Süddeutsche Zeitung

Fünfseen-Filmfestival:Ein Märchen aus der Küche

Die Komödie "Die Küchenbrigade" begleitet eine ehemalige Sterneköchin, die in einer Flüchtlingsunterkunft anheuert. Dort kämpft sie mit Problemen - bis zum Ende, das zu schön ist, um wahr zu sein.

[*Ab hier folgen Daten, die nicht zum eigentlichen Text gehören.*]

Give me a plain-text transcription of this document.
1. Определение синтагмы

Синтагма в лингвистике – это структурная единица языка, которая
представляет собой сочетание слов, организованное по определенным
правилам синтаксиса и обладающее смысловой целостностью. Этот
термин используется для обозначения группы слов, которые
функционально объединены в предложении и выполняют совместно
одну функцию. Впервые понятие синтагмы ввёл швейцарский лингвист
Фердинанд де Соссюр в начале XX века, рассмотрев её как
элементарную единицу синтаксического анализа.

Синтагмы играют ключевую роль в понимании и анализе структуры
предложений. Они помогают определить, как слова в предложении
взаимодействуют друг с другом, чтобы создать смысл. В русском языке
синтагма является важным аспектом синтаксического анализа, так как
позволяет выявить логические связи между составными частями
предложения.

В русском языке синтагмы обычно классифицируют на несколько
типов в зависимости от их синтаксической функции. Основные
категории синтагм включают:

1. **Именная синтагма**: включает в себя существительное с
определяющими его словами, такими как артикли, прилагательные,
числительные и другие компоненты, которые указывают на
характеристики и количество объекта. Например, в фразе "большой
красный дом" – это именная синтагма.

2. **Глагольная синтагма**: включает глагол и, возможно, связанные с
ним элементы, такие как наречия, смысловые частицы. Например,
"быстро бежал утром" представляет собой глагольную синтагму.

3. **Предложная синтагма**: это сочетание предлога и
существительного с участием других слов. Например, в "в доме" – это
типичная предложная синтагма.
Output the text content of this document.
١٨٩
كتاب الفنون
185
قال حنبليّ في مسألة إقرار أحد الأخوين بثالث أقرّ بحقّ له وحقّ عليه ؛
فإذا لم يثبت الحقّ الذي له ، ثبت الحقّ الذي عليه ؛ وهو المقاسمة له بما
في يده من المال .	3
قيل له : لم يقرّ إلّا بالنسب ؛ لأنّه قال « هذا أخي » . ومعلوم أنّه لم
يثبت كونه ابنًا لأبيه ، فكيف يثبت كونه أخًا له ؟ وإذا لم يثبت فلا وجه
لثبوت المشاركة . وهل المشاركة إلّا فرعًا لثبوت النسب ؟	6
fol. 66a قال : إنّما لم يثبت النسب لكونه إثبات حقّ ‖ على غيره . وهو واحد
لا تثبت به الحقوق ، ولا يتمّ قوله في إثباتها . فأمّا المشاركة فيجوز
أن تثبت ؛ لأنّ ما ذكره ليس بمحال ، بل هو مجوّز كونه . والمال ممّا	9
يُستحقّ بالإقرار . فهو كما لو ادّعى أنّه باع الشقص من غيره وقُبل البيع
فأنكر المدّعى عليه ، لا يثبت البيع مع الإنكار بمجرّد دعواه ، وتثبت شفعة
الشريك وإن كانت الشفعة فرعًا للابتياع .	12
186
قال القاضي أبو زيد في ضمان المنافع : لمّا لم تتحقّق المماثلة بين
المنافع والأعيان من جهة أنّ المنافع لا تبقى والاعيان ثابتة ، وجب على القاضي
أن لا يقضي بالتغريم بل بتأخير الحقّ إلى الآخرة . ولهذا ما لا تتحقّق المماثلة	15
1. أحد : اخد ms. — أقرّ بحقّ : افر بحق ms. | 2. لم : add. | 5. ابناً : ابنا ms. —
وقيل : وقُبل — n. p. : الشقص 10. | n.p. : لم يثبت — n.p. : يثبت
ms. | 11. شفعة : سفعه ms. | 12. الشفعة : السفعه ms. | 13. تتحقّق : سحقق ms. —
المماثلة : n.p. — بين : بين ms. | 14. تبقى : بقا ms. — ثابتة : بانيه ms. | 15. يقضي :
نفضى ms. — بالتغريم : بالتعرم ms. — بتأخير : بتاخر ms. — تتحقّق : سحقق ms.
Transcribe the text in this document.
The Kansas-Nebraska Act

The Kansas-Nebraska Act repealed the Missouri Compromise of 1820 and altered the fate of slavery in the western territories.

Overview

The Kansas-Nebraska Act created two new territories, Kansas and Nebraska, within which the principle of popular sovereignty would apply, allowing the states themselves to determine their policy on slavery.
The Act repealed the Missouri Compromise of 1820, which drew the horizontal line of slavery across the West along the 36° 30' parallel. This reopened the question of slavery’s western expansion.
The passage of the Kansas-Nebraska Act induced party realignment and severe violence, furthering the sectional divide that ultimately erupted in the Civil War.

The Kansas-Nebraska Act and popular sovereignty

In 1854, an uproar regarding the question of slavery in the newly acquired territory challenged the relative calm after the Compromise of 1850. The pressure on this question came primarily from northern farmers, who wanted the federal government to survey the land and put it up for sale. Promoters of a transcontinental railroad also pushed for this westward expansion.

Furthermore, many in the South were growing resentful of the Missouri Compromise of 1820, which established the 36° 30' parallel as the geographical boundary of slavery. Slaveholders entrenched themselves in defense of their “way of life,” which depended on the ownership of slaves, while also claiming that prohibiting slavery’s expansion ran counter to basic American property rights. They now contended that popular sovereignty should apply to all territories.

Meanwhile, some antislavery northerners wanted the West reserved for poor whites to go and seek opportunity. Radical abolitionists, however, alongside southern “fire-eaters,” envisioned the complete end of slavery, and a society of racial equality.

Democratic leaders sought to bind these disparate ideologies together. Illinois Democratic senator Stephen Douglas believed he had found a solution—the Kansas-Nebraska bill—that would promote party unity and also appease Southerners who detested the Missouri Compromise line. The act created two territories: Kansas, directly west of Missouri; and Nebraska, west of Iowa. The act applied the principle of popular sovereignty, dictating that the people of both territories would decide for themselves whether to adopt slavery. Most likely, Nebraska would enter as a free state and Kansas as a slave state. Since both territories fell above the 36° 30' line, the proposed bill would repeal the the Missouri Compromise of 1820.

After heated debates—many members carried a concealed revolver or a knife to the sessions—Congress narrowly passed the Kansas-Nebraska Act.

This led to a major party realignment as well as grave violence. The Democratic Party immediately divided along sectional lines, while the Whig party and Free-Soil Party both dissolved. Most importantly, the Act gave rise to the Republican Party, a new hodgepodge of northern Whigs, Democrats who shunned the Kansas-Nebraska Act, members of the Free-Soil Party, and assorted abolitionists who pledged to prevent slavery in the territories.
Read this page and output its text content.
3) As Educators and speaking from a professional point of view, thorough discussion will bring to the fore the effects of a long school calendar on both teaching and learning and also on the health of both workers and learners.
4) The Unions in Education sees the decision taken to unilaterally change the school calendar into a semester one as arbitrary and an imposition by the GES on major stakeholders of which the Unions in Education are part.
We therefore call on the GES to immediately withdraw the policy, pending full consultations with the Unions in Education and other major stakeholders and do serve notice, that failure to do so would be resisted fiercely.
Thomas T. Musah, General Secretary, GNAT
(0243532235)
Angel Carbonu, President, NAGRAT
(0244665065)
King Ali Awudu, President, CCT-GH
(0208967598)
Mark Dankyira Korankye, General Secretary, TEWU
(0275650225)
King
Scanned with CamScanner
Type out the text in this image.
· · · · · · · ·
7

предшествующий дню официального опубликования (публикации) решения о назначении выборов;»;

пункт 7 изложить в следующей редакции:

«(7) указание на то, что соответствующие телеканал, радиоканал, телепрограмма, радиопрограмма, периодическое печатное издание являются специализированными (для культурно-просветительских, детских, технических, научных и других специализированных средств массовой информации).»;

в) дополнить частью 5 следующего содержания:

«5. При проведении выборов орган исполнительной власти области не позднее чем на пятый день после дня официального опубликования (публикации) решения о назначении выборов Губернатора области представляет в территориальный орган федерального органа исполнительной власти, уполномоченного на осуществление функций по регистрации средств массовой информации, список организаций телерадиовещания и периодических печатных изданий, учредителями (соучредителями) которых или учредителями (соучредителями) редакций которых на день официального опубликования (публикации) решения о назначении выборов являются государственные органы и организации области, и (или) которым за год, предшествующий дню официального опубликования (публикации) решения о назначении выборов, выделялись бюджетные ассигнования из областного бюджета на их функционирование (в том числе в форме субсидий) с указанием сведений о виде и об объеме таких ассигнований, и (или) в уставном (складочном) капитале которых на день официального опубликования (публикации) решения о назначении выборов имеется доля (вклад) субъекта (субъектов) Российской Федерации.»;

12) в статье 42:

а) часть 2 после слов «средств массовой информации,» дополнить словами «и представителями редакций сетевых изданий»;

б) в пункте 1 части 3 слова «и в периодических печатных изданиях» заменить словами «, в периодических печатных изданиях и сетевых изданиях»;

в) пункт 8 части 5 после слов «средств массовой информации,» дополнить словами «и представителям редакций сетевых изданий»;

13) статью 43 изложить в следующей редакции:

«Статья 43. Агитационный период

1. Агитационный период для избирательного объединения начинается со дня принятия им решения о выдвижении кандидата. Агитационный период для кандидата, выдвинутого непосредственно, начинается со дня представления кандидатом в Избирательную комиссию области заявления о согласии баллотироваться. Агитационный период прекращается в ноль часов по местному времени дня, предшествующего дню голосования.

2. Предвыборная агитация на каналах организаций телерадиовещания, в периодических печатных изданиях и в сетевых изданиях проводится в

Von Sylvia Böhm-Haimerl, Starnberg

Unpünktlich, kein Zeitgefühl, illegal, denken nur an Fußball und behaupten, minderjährig zu sein, um der Abschiebung zu entgehen: Das sind die Vorbehalte, die Einheimische zuweilen gegenüber Geflüchteten aus Afrika haben. Der französische Film "Die Küchenbrigade" greift gängige Vorurteile auf, geht aber weiter, weil er die Probleme auch aus der Sicht der Geflüchteten betrachtet. Doch es ist kein tiefsinniger Problemfilm, sondern eine Komödie. Die Handlung ist am Ende zu schön, um wahr zu sein. Über weite Strecken jedoch werden die Probleme vielschichtig und durchaus realistisch dargestellt. Und im Nachspann gibt sich das Werk unter der Regie von Luis-Julien Petit sogar den Anschein eines Dokumentarfilms, als die Protagonisten mit Namen aufgezählt werden und der Zuschauer erfährt, was aus ihnen geworden ist. An dem Drehbuch für den mehrfach ausgezeichneten Film, der im Rahmen des Fünfseen-Festivals zu sehen war, hat neben dem Regisseur mit Liza Benguigui-Duquesene, Sophie Bensadoun und Thomas Puijol eine ganze Gruppe von Autoren mitgearbeitet.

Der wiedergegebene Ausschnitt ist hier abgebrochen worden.